Why You Should Prepare for Another Year of Slow Growth and High Unemployment

The Federal Reserve Bank of Philadelphia has released its latest forecasts for unemployment over the next several years, and the news isn’t good. By the fourth quarter of 2012 –- election time –- unemployment is expected to be at 8.7 percent. Worse, unemployment isn’t expected to dip below 8 percent until 2014. This could change if growth speeds up over the next year, but the prospects for that aren’t good. For the unemployment rate to drop by any amount, real GDP needs to grow by at least 2 percent. To see a significant reduction in employment, GDP growth needs to reach 4 percent or higher. According to Fed forecasts, the odds for that kind of growth in 2012 are incredibly low:

In other words, when you average the predictions made by Fed forecasters, odds of 2 percent to 3 percent GDP growth in 2012 are around 40 percent. The odds for 3 percent to 4 percent growth are below 20 percent, and the odds for anything greater are below 10 percent. The forecast for 2013 is improved -– the odds for 3 percent to 4 percent growth increase to 20 percent –- but not by much.

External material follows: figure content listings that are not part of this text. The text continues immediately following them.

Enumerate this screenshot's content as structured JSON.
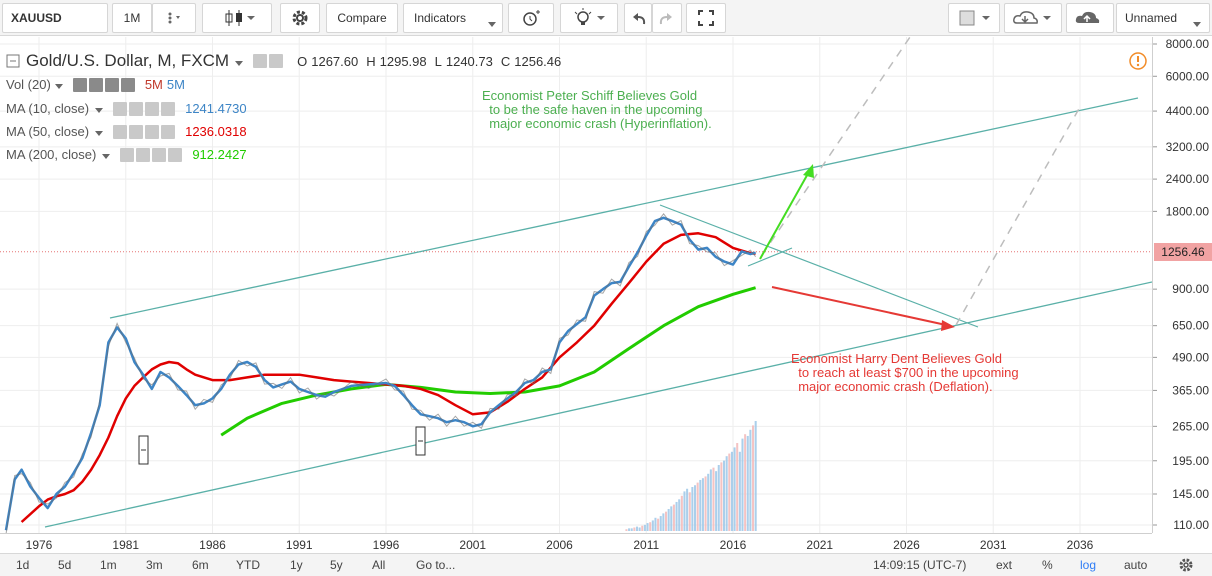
{
  "toolbar": {
    "symbol": "XAUUSD",
    "interval": "1M",
    "compare_label": "Compare",
    "indicators_label": "Indicators",
    "layout_name": "Unnamed"
  },
  "legend": {
    "title": "Gold/U.S. Dollar, M, FXCM",
    "ohlc": {
      "o_label": "O",
      "o": "1267.60",
      "h_label": "H",
      "h": "1295.98",
      "l_label": "L",
      "l": "1240.73",
      "c_label": "C",
      "c": "1256.46"
    },
    "vol": {
      "label": "Vol (20)",
      "v1": "5M",
      "v2": "5M"
    },
    "ma10": {
      "label": "MA (10, close)",
      "value": "1241.4730",
      "color": "#3d85c6"
    },
    "ma50": {
      "label": "MA (50, close)",
      "value": "1236.0318",
      "color": "#e00000"
    },
    "ma200": {
      "label": "MA (200, close)",
      "value": "912.2427",
      "color": "#22cc00"
    }
  },
  "annotations": {
    "schiff": "Economist Peter Schiff Believes Gold\n  to be the safe haven in the upcoming\n  major economic crash (Hyperinflation).",
    "dent": "Economist Harry Dent Believes Gold\n  to reach at least $700 in the upcoming\n  major economic crash (Deflation).",
    "schiff_color": "#4caf50",
    "dent_color": "#e53935"
  },
  "last_price_label": "1256.46",
  "chart_data": {
    "type": "line",
    "title": "Gold/U.S. Dollar, M, FXCM",
    "y_scale": "log",
    "y_ticks": [
      110,
      145,
      195,
      265,
      365,
      490,
      650,
      900,
      1256.46,
      1800,
      2400,
      3200,
      4400,
      6000,
      8000
    ],
    "y_tick_labels": [
      "110.00",
      "145.00",
      "195.00",
      "265.00",
      "365.00",
      "490.00",
      "650.00",
      "900.00",
      "1256.46",
      "1800.00",
      "2400.00",
      "3200.00",
      "4400.00",
      "6000.00",
      "8000.00"
    ],
    "x_ticks": [
      1976,
      1981,
      1986,
      1991,
      1996,
      2001,
      2006,
      2011,
      2016,
      2021,
      2026,
      2031,
      2036
    ],
    "x_range": [
      1974,
      2040
    ],
    "series": [
      {
        "name": "MA (10, close)",
        "color": "#3d85c6",
        "x": [
          1974.1,
          1974.6,
          1975.0,
          1975.5,
          1976.0,
          1976.5,
          1977.0,
          1977.5,
          1978.0,
          1978.5,
          1979.0,
          1979.5,
          1980.0,
          1980.5,
          1981.0,
          1981.5,
          1982.0,
          1982.5,
          1983.0,
          1983.5,
          1984.0,
          1984.5,
          1985.0,
          1985.5,
          1986.0,
          1986.5,
          1987.0,
          1987.5,
          1988.0,
          1988.5,
          1989.0,
          1989.5,
          1990.0,
          1990.5,
          1991.0,
          1991.5,
          1992.0,
          1992.5,
          1993.0,
          1994.0,
          1995.0,
          1996.0,
          1996.5,
          1997.0,
          1997.5,
          1998.0,
          1998.5,
          1999.0,
          1999.5,
          2000.0,
          2000.5,
          2001.0,
          2001.5,
          2002.0,
          2002.5,
          2003.0,
          2003.5,
          2004.0,
          2004.5,
          2005.0,
          2005.5,
          2006.0,
          2006.5,
          2007.0,
          2007.5,
          2008.0,
          2008.5,
          2009.0,
          2009.5,
          2010.0,
          2010.5,
          2011.0,
          2011.5,
          2012.0,
          2012.5,
          2013.0,
          2013.5,
          2014.0,
          2014.5,
          2015.0,
          2015.5,
          2016.0,
          2016.5,
          2017.0,
          2017.3
        ],
        "values": [
          105,
          165,
          180,
          155,
          140,
          128,
          145,
          155,
          175,
          200,
          250,
          320,
          560,
          640,
          580,
          470,
          420,
          370,
          430,
          410,
          380,
          350,
          320,
          325,
          340,
          370,
          420,
          460,
          470,
          450,
          400,
          375,
          385,
          395,
          370,
          360,
          350,
          345,
          360,
          380,
          385,
          390,
          380,
          350,
          320,
          295,
          290,
          285,
          275,
          280,
          275,
          265,
          270,
          300,
          320,
          340,
          360,
          390,
          400,
          430,
          440,
          560,
          620,
          660,
          700,
          850,
          900,
          950,
          960,
          1100,
          1250,
          1450,
          1650,
          1700,
          1650,
          1600,
          1400,
          1280,
          1300,
          1200,
          1150,
          1120,
          1260,
          1230,
          1245
        ]
      },
      {
        "name": "MA (50, close)",
        "color": "#e00000",
        "x": [
          1975.0,
          1976.0,
          1976.5,
          1977.0,
          1977.5,
          1978.0,
          1978.5,
          1979.0,
          1979.5,
          1980.0,
          1980.5,
          1981.0,
          1981.5,
          1982.0,
          1982.5,
          1983.0,
          1983.5,
          1984.0,
          1984.5,
          1985.0,
          1986.0,
          1987.0,
          1988.0,
          1989.0,
          1990.0,
          1991.0,
          1992.0,
          1993.0,
          1994.0,
          1995.0,
          1996.0,
          1997.0,
          1998.0,
          1999.0,
          2000.0,
          2001.0,
          2002.0,
          2003.0,
          2004.0,
          2005.0,
          2006.0,
          2007.0,
          2008.0,
          2009.0,
          2010.0,
          2011.0,
          2012.0,
          2013.0,
          2014.0,
          2015.0,
          2016.0,
          2017.0,
          2017.3
        ],
        "values": [
          113,
          130,
          138,
          142,
          145,
          150,
          162,
          180,
          205,
          240,
          290,
          340,
          380,
          410,
          440,
          460,
          470,
          465,
          440,
          420,
          400,
          400,
          410,
          420,
          420,
          420,
          410,
          400,
          395,
          390,
          385,
          380,
          370,
          350,
          320,
          295,
          300,
          330,
          370,
          410,
          490,
          560,
          650,
          790,
          950,
          1150,
          1350,
          1460,
          1480,
          1430,
          1300,
          1240,
          1236
        ]
      },
      {
        "name": "MA (200, close)",
        "color": "#22cc00",
        "x": [
          1986.5,
          1988.0,
          1990.0,
          1992.0,
          1994.0,
          1996.0,
          1998.0,
          2000.0,
          2002.0,
          2004.0,
          2006.0,
          2008.0,
          2010.0,
          2012.0,
          2014.0,
          2016.0,
          2017.3
        ],
        "values": [
          245,
          285,
          325,
          350,
          370,
          385,
          375,
          360,
          355,
          360,
          380,
          430,
          530,
          650,
          770,
          860,
          912
        ]
      }
    ],
    "volume_series": {
      "x_start": 2009.8,
      "x_end": 2017.4,
      "values": [
        2,
        3,
        3,
        4,
        5,
        4,
        6,
        7,
        9,
        10,
        12,
        15,
        14,
        17,
        20,
        22,
        25,
        28,
        30,
        33,
        36,
        40,
        45,
        48,
        44,
        50,
        52,
        55,
        58,
        60,
        62,
        65,
        70,
        72,
        68,
        75,
        78,
        80,
        85,
        88,
        90,
        95,
        100,
        90,
        105,
        110,
        108,
        115,
        120,
        125
      ]
    }
  }
}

To speculate for a bit, if Mitt Romney is elected president –- with a Republican Congress –- will he be able to bring the GOP along for a new stimulus package? If Republican opposition to macroeconomic stablization is purely cynical, then I wouldn’t be shocked if Romney begins his presidency with a “Job Creation and Small Government Act of 2013.” But if some Republicans are genuinely opposed to stimulus –- and 2013 begins with a renewed focus on austerity measures -– it’s possible that we’ll see a mirror image of 2009-2012, where Democrats are reinvigorated by economy-driven discontent with Republicans and, as a result, win large majorities in congressional and off-year elections.